I suddenly realized just how alone I was. I glanced around and noticed a pickup truck at the far corner of the lot, hidden in the shadows. It must have been his. The infrequent traffic on the Interstate seemed a long way off.
And then I remembered who I was, and where I was going, and why I was in that parking lot. I wasn’t afraid anymore. I was excited.
“Get the hell away from my car,” I said.
“Or what?” He whipped out a switchblade from somewhere inside his jacket and marched toward me, a lopsided grin on his face. “Give me your wallet and your fucking car keys and maybe I’ll let you keep your shriveled little balls.”
I made like I was reaching into my back pocket for my wallet and pulled out my gun. He froze, his eyes wide with shock, and then he forced a smile.
“Well, fuck me,” he said. “I guess this makes us even.”
“Not unless you’ve got a semi-automatic handgun hidden up your ass,” I said. “Then again, you’d have to get to it first.”
Now that I had my gun out, I wasn’t quite sure what to do next. A hundred tough-guy scenes from a thousand TV shows and movies seemed to run through my head at once. And they all made me realize just how important this moment was for me.
“Drop the knife,” I said.
“This is my special knife. I got it in ‘Nam.” He just stood there, smiling, as if I wouldn’t notice he was twenty years too young to have been in Vietnam. “What if I put it in my pocket and I just walk away, no harm done?”
“You could,” I said.
He retracted the blade and his hand started towards his pocket.
“But you’d better ask yourself a question first,” I said. “Do you feel lucky today?”
His smile began to waver and his hand, the one with the knife, stopped before reaching his pocket.
“Well, do you, punk?” I grinned.
I probably sounded more like Bart Simpson than Clint Eastwood, but the props and the atmosphere more than compensated for it. From the way he looked at me, I could tell he’d decided I was crazy. He dropped the knife.
“This was a setup,” he said. “You’re one of those psycho-assholes who goes looking for trouble.”
“What if I am?” I asked, motioning him towards me with my free hand. “Walk this way until I tell you to stop.”

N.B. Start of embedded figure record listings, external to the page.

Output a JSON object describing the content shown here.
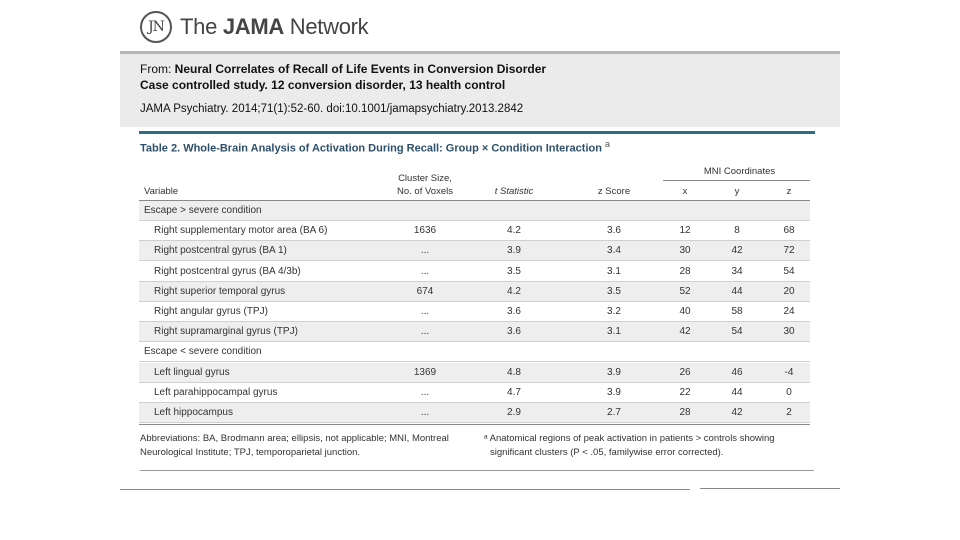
{
  "header": {
    "logo_mark": "JN",
    "logo_text_prefix": "The ",
    "logo_text_bold": "JAMA",
    "logo_text_suffix": " Network"
  },
  "citation": {
    "from_label": "From: ",
    "title": "Neural Correlates of Recall of Life Events in Conversion Disorder",
    "subtitle": "Case controlled study. 12 conversion disorder, 13 health control",
    "reference": "JAMA Psychiatry. 2014;71(1):52-60. doi:10.1001/jamapsychiatry.2013.2842"
  },
  "table": {
    "title": "Table 2. Whole-Brain Analysis of Activation During Recall: Group × Condition Interaction",
    "title_sup": "a",
    "headers": {
      "variable": "Variable",
      "cluster_line1": "Cluster Size,",
      "cluster_line2": "No. of Voxels",
      "t": "t Statistic",
      "z": "z Score",
      "mni": "MNI Coordinates",
      "x": "x",
      "y": "y",
      "zc": "z"
    },
    "rows": [
      {
        "kind": "group",
        "label": "Escape > severe condition"
      },
      {
        "kind": "data",
        "label": "Right supplementary motor area (BA 6)",
        "cluster": "1636",
        "t": "4.2",
        "z": "3.6",
        "x": "12",
        "y": "8",
        "zc": "68"
      },
      {
        "kind": "data",
        "label": "Right postcentral gyrus (BA 1)",
        "cluster": "...",
        "t": "3.9",
        "z": "3.4",
        "x": "30",
        "y": "42",
        "zc": "72"
      },
      {
        "kind": "data",
        "label": "Right postcentral gyrus (BA 4/3b)",
        "cluster": "...",
        "t": "3.5",
        "z": "3.1",
        "x": "28",
        "y": "34",
        "zc": "54"
      },
      {
        "kind": "data",
        "label": "Right superior temporal gyrus",
        "cluster": "674",
        "t": "4.2",
        "z": "3.5",
        "x": "52",
        "y": "44",
        "zc": "20"
      },
      {
        "kind": "data",
        "label": "Right angular gyrus (TPJ)",
        "cluster": "...",
        "t": "3.6",
        "z": "3.2",
        "x": "40",
        "y": "58",
        "zc": "24"
      },
      {
        "kind": "data",
        "label": "Right supramarginal gyrus (TPJ)",
        "cluster": "...",
        "t": "3.6",
        "z": "3.1",
        "x": "42",
        "y": "54",
        "zc": "30"
      },
      {
        "kind": "group",
        "label": "Escape < severe condition"
      },
      {
        "kind": "data",
        "label": "Left lingual gyrus",
        "cluster": "1369",
        "t": "4.8",
        "z": "3.9",
        "x": "26",
        "y": "46",
        "zc": "-4"
      },
      {
        "kind": "data",
        "label": "Left parahippocampal gyrus",
        "cluster": "...",
        "t": "4.7",
        "z": "3.9",
        "x": "22",
        "y": "44",
        "zc": "0"
      },
      {
        "kind": "data",
        "label": "Left hippocampus",
        "cluster": "...",
        "t": "2.9",
        "z": "2.7",
        "x": "28",
        "y": "42",
        "zc": "2"
      }
    ],
    "footnote_left_1": "Abbreviations: BA, Brodmann area; ellipsis, not applicable; MNI, Montreal",
    "footnote_left_2": "Neurological Institute; TPJ, temporoparietal junction.",
    "footnote_right_1": "ᵃ Anatomical regions of peak activation in patients > controls showing",
    "footnote_right_2": "significant clusters (P < .05, familywise error corrected)."
  },
  "colors": {
    "accent_rule": "#2c6e8a",
    "citation_bg": "#ebebeb",
    "shaded_row": "#eeeeee"
  }
}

As he came towards me, I moved off to one side, and we made a little circle, until I was near my car and he ended up where I’d been standing before.
“Stop right there and empty all your pockets,” I said, “then pull them out so I can see them.”
“Fuck you.”
“You want to make this hard?” I shrugged and aimed my gun at his groin. “Go ahead, make my day.”
He must have seen something in my eyes, because he quickly held up his hands in submission. “Okay, okay, I’ll empty them.”
He hesitated for a moment, then slowly reached into his jacket. First one wallet, and then another, and then another, hit the ground. Then watches, necklaces, and some car keys. Then he got to his pants; out came some condoms, some loose change, and another wallet, which I figured was his.